1950 seçimlerinden evvel ismet inönü ankara’dan istanbul’a gelince onu haydarpaşa’da büyük bir kalabalık karşılamış, bunun üzerine vali gökay, ‘’paşam, işte İstanbul!’’ diyerek büyük kalabalığa işaret etmiştir..

valinin enteresan hareketlerinden birisi de sebze halindeki kabzımallara kızarak vilayetin önünde domates satmaya kalkmasıdır.. böyle söylediği halde fahreddin kerim, domates satmamış, satamamıştır..

en sonunda sadece domatesi değil her çeşit meyve ve sebzeyi bizzat halka satan iktidar, cumhurbaşkanı’nın başını çektiği bugünkü hükümet olmuştur.. hesaplı zerzevatı ve taze meyvaları halkın ayağına götürmüştür.. bu iktidar, karar verince bu kararını icraata dökmeyi başarmaktadır.. daha önceki iktidarlardan turgut özal, kapalı yerlerde sigara içilmesini yasakladığı halde doğru dürüst uygulayamamıştır.. ak parti iktidarı ise kapalı yerde sigara içmeyi menetmiş ve bu yasağı mükemmelen tatbik etmiştir.. ak parti hükümetlerinde (fikri takip) kabiliyeti ve gücü vardır.. bir problem ortaya çıkınca tetkik ediyor, inceliyor, uzman komisyonlar kuruyor.. karar verilince tereddüt etmeden icraata geçiyor..

27 mayıs 1960 askeri harekatından sonra, (sebze halinde) çöreklenen kabzımalların pahalılığa sebep olan tavırlarını ıslah etmek üzere başına bir binbaşı getirilmiş olsa da bu binbaşı meyve-sebze halini düzeltememiştir.. kabzımalları oradan kimse kımıldatamamıştır.. hal düzeni bugünlere kadar gelmiştir..

hükümetin İstanbul ve ankara’nın müsait noktalarına tırlarla sebze ve meyva taşıyarak ucuz fiyatla halka sunması, hayranlık ve takdirkârlık uyandırmıştır..

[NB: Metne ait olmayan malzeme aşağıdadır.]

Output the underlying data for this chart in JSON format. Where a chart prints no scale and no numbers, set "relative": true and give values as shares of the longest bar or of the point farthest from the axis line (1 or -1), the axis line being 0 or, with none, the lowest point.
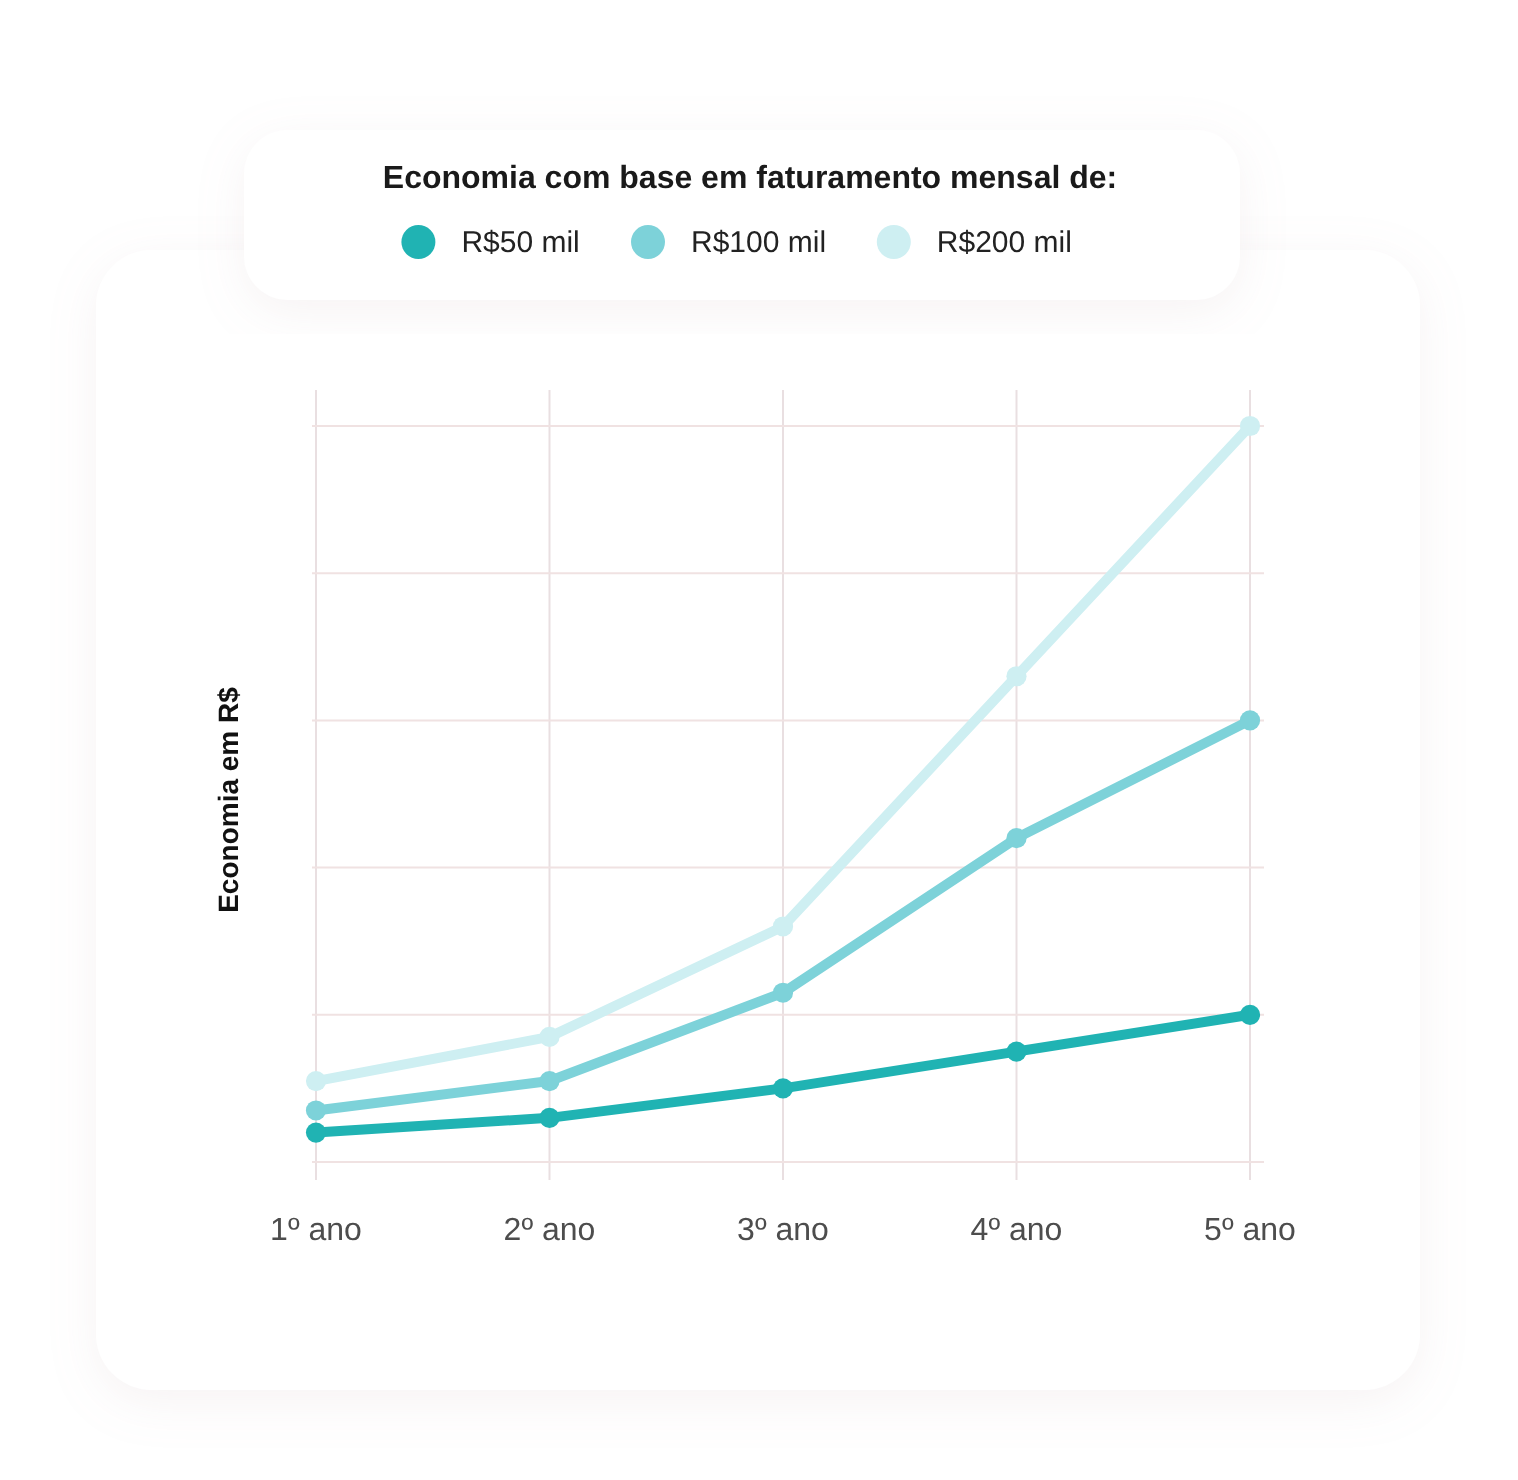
{
  "chart_data": {
    "type": "line",
    "legend_title": "Economia com base em faturamento mensal de:",
    "ylabel": "Economia em R$",
    "categories": [
      "1º ano",
      "2º ano",
      "3º ano",
      "4º ano",
      "5º ano"
    ],
    "series": [
      {
        "name": "R$50 mil",
        "color": "#20b3b3",
        "values": [
          0.04,
          0.06,
          0.1,
          0.15,
          0.2
        ]
      },
      {
        "name": "R$100 mil",
        "color": "#7dd2d9",
        "values": [
          0.07,
          0.11,
          0.23,
          0.44,
          0.6
        ]
      },
      {
        "name": "R$200 mil",
        "color": "#ceeff2",
        "values": [
          0.11,
          0.17,
          0.32,
          0.66,
          1
        ]
      }
    ],
    "relative": true,
    "grid": true,
    "legend": "top",
    "marker": "circle"
  }
}
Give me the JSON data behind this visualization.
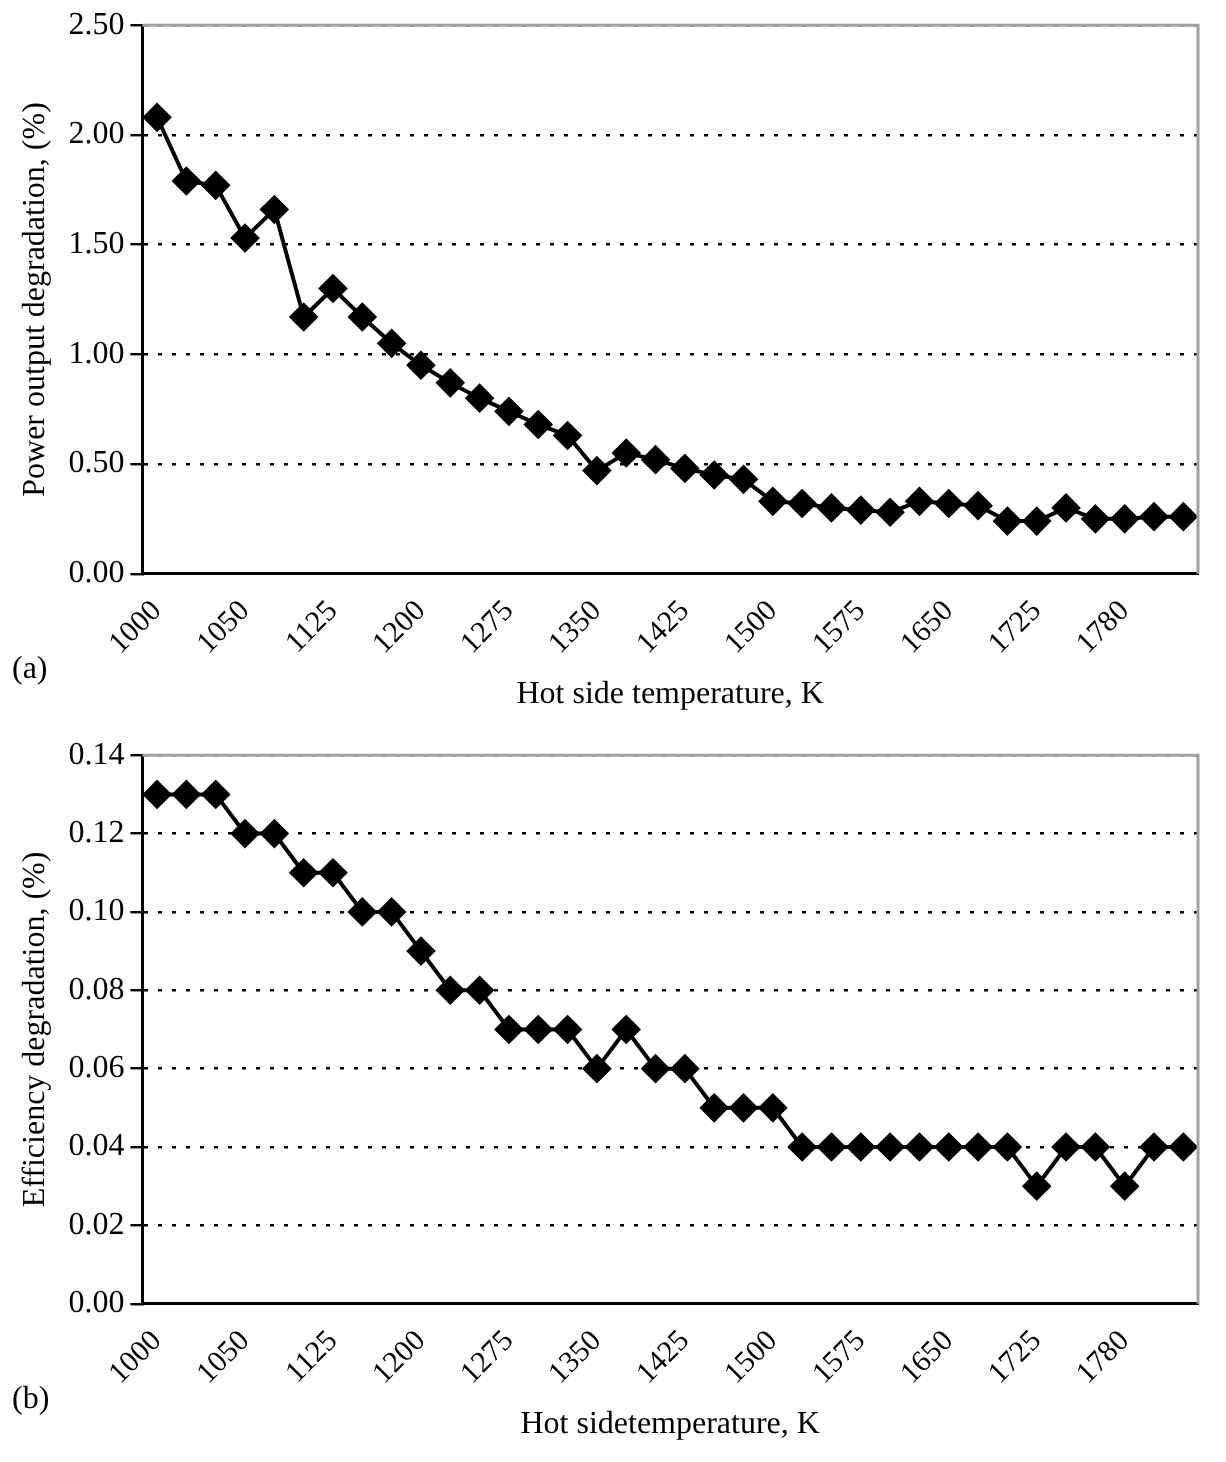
{
  "chart_data": [
    {
      "type": "line",
      "xlabel": "Hot side temperature, K",
      "ylabel": "Power output degradation, (%)",
      "annotations": [
        "(a)"
      ],
      "categories": [
        "1000",
        null,
        null,
        "1050",
        null,
        null,
        "1125",
        null,
        null,
        "1200",
        null,
        null,
        "1275",
        null,
        null,
        "1350",
        null,
        null,
        "1425",
        null,
        null,
        "1500",
        null,
        null,
        "1575",
        null,
        null,
        "1650",
        null,
        null,
        "1725",
        null,
        null,
        "1780",
        null,
        null
      ],
      "series": [
        {
          "color": "#000000",
          "values": [
            2.08,
            1.79,
            1.77,
            1.53,
            1.66,
            1.17,
            1.3,
            1.17,
            1.05,
            0.95,
            0.87,
            0.8,
            0.74,
            0.68,
            0.63,
            0.47,
            0.55,
            0.52,
            0.48,
            0.45,
            0.43,
            0.33,
            0.32,
            0.3,
            0.29,
            0.28,
            0.33,
            0.32,
            0.31,
            0.24,
            0.24,
            0.3,
            0.25,
            0.25,
            0.26,
            0.26
          ]
        }
      ],
      "ylim": [
        0,
        2.5
      ],
      "yticks": [
        {
          "value": 0,
          "label": "0.00"
        },
        {
          "value": 0.5,
          "label": "0.50"
        },
        {
          "value": 1,
          "label": "1.00"
        },
        {
          "value": 1.5,
          "label": "1.50"
        },
        {
          "value": 2,
          "label": "2.00"
        },
        {
          "value": 2.5,
          "label": "2.50"
        }
      ],
      "grid": "y",
      "marker": "diamond",
      "line_style": "solid",
      "legend": false
    },
    {
      "type": "line",
      "xlabel": "Hot sidetemperature, K",
      "ylabel": "Efficiency degradation, (%)",
      "annotations": [
        "(b)"
      ],
      "categories": [
        "1000",
        null,
        null,
        "1050",
        null,
        null,
        "1125",
        null,
        null,
        "1200",
        null,
        null,
        "1275",
        null,
        null,
        "1350",
        null,
        null,
        "1425",
        null,
        null,
        "1500",
        null,
        null,
        "1575",
        null,
        null,
        "1650",
        null,
        null,
        "1725",
        null,
        null,
        "1780",
        null,
        null
      ],
      "series": [
        {
          "color": "#000000",
          "values": [
            0.13,
            0.13,
            0.13,
            0.12,
            0.12,
            0.11,
            0.11,
            0.1,
            0.1,
            0.09,
            0.08,
            0.08,
            0.07,
            0.07,
            0.07,
            0.06,
            0.07,
            0.06,
            0.06,
            0.05,
            0.05,
            0.05,
            0.04,
            0.04,
            0.04,
            0.04,
            0.04,
            0.04,
            0.04,
            0.04,
            0.03,
            0.04,
            0.04,
            0.03,
            0.04,
            0.04
          ]
        }
      ],
      "ylim": [
        0,
        0.14
      ],
      "yticks": [
        {
          "value": 0,
          "label": "0.00"
        },
        {
          "value": 0.02,
          "label": "0.02"
        },
        {
          "value": 0.04,
          "label": "0.04"
        },
        {
          "value": 0.06,
          "label": "0.06"
        },
        {
          "value": 0.08,
          "label": "0.08"
        },
        {
          "value": 0.1,
          "label": "0.10"
        },
        {
          "value": 0.12,
          "label": "0.12"
        },
        {
          "value": 0.14,
          "label": "0.14"
        }
      ],
      "grid": "y",
      "marker": "diamond",
      "line_style": "solid",
      "legend": false
    }
  ]
}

milletin hayrına işlerde güç ve irade gösterileri güçlü hükümetin alameti farikası olsa gerektir.. vesselam..

#Toplantı
#İstanbul
#Vali
#Tevfik Noyan
#Fahreddin Kerim Gökay
5 yıl önce
valilik önünde domates satacaktı
X’e kısıtlama an meselesi
Musevî bir yasadan Kızıl Düve miti üretmek
Sosyal çürüme yazıları 2: Her türden bağımlılıklar cumhuriyeti
Bir bu eksikti...
IBAN veren esnafın katli vacip mi?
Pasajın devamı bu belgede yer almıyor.